Salah satu bentuk tekanan politik itu datang dari pihak kepolisian, yang berpihak pada Presiden Viktor Yushchenko, ketika mereka memutuskan untuk memeriksa hakim konstitusi atas tuduhan korupsi. Akhirnya, tekanan politik yang dilancarkan terhadap MK Ukraina itu berhasil mematikan eksistensi lembaga peradilan konstitusi ini. Hal ini karena, setelah kejadian itu, tiga hakim konstitusi dicopot dari jabatannya dan empat hakim lainnya mengajukan cuti kepada presiden.
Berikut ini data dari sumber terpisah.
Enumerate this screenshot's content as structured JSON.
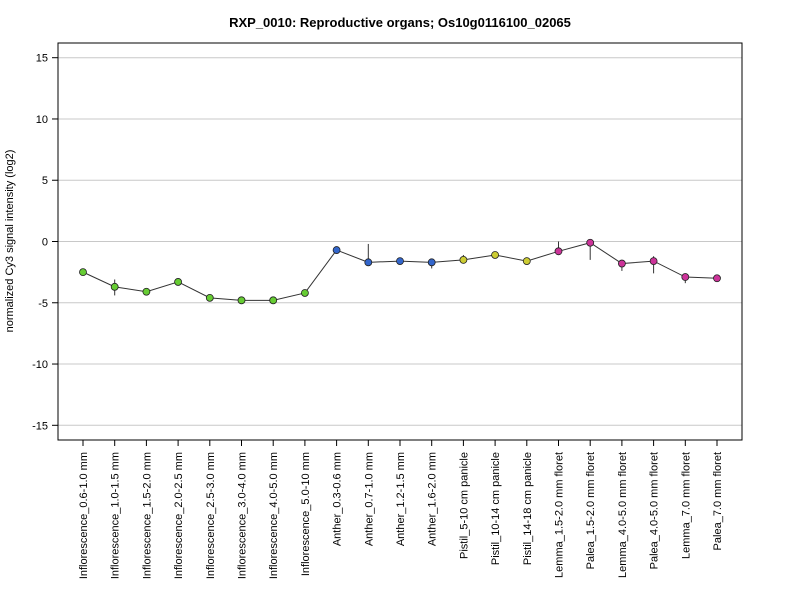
{
  "chart_data": {
    "type": "line",
    "title": "RXP_0010: Reproductive organs; Os10g0116100_02065",
    "xlabel": "",
    "ylabel": "normalized Cy3 signal intensity (log2)",
    "ylim": [
      -16.2,
      16.2
    ],
    "yticks": [
      -15,
      -10,
      -5,
      0,
      5,
      10,
      15
    ],
    "grid": "horizontal",
    "categories": [
      "Inflorescence_0.6-1.0 mm",
      "Inflorescence_1.0-1.5 mm",
      "Inflorescence_1.5-2.0 mm",
      "Inflorescence_2.0-2.5 mm",
      "Inflorescence_2.5-3.0 mm",
      "Inflorescence_3.0-4.0 mm",
      "Inflorescence_4.0-5.0 mm",
      "Inflorescence_5.0-10 mm",
      "Anther_0.3-0.6 mm",
      "Anther_0.7-1.0 mm",
      "Anther_1.2-1.5 mm",
      "Anther_1.6-2.0 mm",
      "Pistil_5-10 cm panicle",
      "Pistil_10-14 cm panicle",
      "Pistil_14-18 cm panicle",
      "Lemma_1.5-2.0 mm floret",
      "Palea_1.5-2.0 mm floret",
      "Lemma_4.0-5.0 mm floret",
      "Palea_4.0-5.0 mm floret",
      "Lemma_7.0 mm floret",
      "Palea_7.0 mm floret"
    ],
    "series": [
      {
        "values": [
          -2.5,
          -3.7,
          -4.1,
          -3.3,
          -4.6,
          -4.8,
          -4.8,
          -4.2,
          -0.7,
          -1.7,
          -1.6,
          -1.7,
          -1.5,
          -1.1,
          -1.6,
          -0.8,
          -0.1,
          -1.8,
          -1.6,
          -2.9,
          -3.0
        ],
        "err_low": [
          -2.5,
          -4.4,
          -4.1,
          -3.3,
          -4.6,
          -4.8,
          -4.8,
          -4.2,
          -0.7,
          -1.9,
          -1.6,
          -2.2,
          -1.8,
          -1.1,
          -1.9,
          -1.1,
          -1.5,
          -2.4,
          -2.6,
          -3.4,
          -3.0
        ],
        "err_high": [
          -2.5,
          -3.1,
          -4.1,
          -3.3,
          -4.6,
          -4.8,
          -4.8,
          -4.2,
          -0.7,
          -0.2,
          -1.6,
          -1.5,
          -1.1,
          -1.1,
          -1.3,
          0.0,
          -0.1,
          -1.5,
          -1.2,
          -2.6,
          -3.0
        ],
        "colors": [
          "#66cc33",
          "#66cc33",
          "#66cc33",
          "#66cc33",
          "#66cc33",
          "#66cc33",
          "#66cc33",
          "#66cc33",
          "#3366cc",
          "#3366cc",
          "#3366cc",
          "#3366cc",
          "#cccc33",
          "#cccc33",
          "#cccc33",
          "#cc3399",
          "#cc3399",
          "#cc3399",
          "#cc3399",
          "#cc3399",
          "#cc3399"
        ]
      }
    ]
  }
}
Oleh karena itu, upaya serangan politik DPR kepada MK yang dibungkus dalam revisi UU MK itu harus kita lawan. Hal ini karena, sebagai penjaga penjaga konstitusi, kita amat sangat membutuhkan eksistensi Mahkamah Konstitusi. MK adalah tempat kita mengadu manakala kita merasa sangat dirugikan oleh produk-produk legislasi yang dibuat oleh DPR dan Presiden.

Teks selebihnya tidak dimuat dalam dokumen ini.